Ici il resserre le grand renfermement que produisent ces peintures d’une hallucinante et abstraite pâleur. Il l’accroît encore par la reproduction de son monde intérieur et antérieur. Partout se répètent les schèmes scéniques et les procédés qui lui sont chers et qui nous sont bien connus (les cadrages, les coups de camera sur la porte avant qu’elle s’ouvre, etc.). Il nous enferme dans ses souvenirs qui sont devenus les nôtres. Son film se replie et s’amplifie à la fois en citant les précédents. Les fragments de stéréotypes sur la jeunesse présente servent de miroirs où se multiplient les citations et fragments de l’oeuvre passée de Bresson. Ces jeux d’ombres organisent le dédale d’une riche et solitaire mémoire. Vaste monde mais clos, d’autant plus hanté, complexe, retiré au spectateur et fascinant, que presque rien du réel n’y entre, sauf un vacarme. Il ressemble au cimetière du Père-Lachaise où le film trouve sa fin et son repos. Pierres tombales dans la nuit. Un instant, entre ces ombres funéraires, l’image bleutée et lointaine d’un poste de télé. Finalement la caméra s’arrête sur le jeune cadavre gisant là depuis toujours de film en film, exclu d’une histoire qu’il n’a même pas fait lui-même le geste de quitter. Au fond de cet espace mythique et mortifère, s’enfuit un vivant qui ne peut être qu’un salaud.

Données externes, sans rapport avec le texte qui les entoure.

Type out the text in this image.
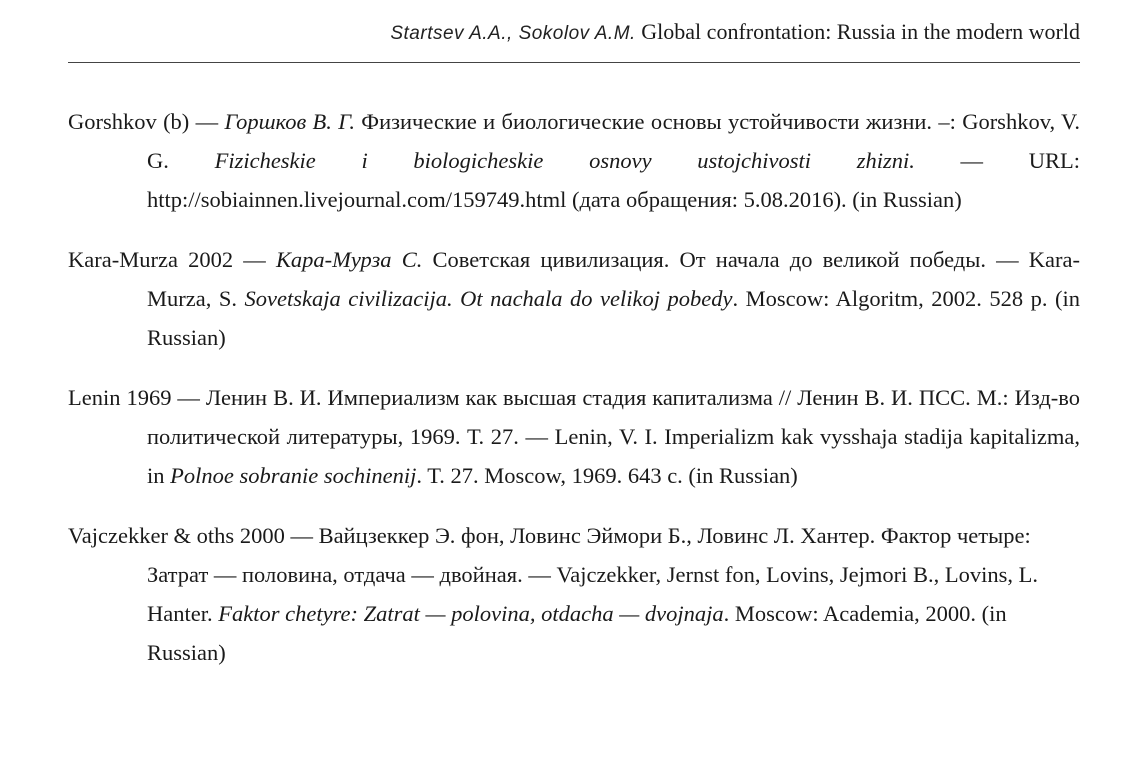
Startsev A.A., Sokolov A.M. Global confrontation: Russia in the modern world

Gorshkov (b) — Горшков В. Г. Физические и биологические основы устойчивости жизни. –: Gorshkov, V. G. Fizicheskie i biologicheskie osnovy ustojchivosti zhizni. — URL: http://sobiainnen.livejournal.com/159749.html (дата обращения: 5.08.2016). (in Russian)

Kara-Murza 2002 — Кара-Мурза С. Советская цивилизация. От начала до великой победы. — Kara-Murza, S. Sovetskaja civilizacija. Ot nachala do velikoj pobedy. Moscow: Algoritm, 2002. 528 p. (in Russian)

Lenin 1969 — Ленин В. И. Империализм как высшая стадия капитализма // Ленин В. И. ПСС. М.: Изд-во политической литературы, 1969. Т. 27. — Lenin, V. I. Imperializm kak vysshaja stadija kapitalizma, in Polnoe sobranie sochinenij. T. 27. Moscow, 1969. 643 с. (in Russian)

Vajczekker & oths 2000 — Вайцзеккер Э. фон, Ловинс Эймори Б., Ловинс Л. Хантер. Фактор четыре: Затрат — половина, отдача — двойная. — Vajczekker, Jernst fon, Lovins, Jejmori B., Lovins, L. Hanter. Faktor chetyre: Zatrat — polovina, otdacha — dvojnaja. Moscow: Academia, 2000. (in Russian)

Plus qu’une histoire, c’est une structure, comme dans les cauchemars. Aucun rire ne traverse ce pays. De la ville, rien ne nous montre les passions ni les joies. Ce décor fantomatique est la scène où apparaît une angoisse, une peur, – « le diable probablement » comme le suggère en passant le voyageur anonyme d’un bus tonitruant qui mène on ne sait où.  

Ce texte a été publié dans Les Nouvelles littéraires, 23-30, Juin 1977.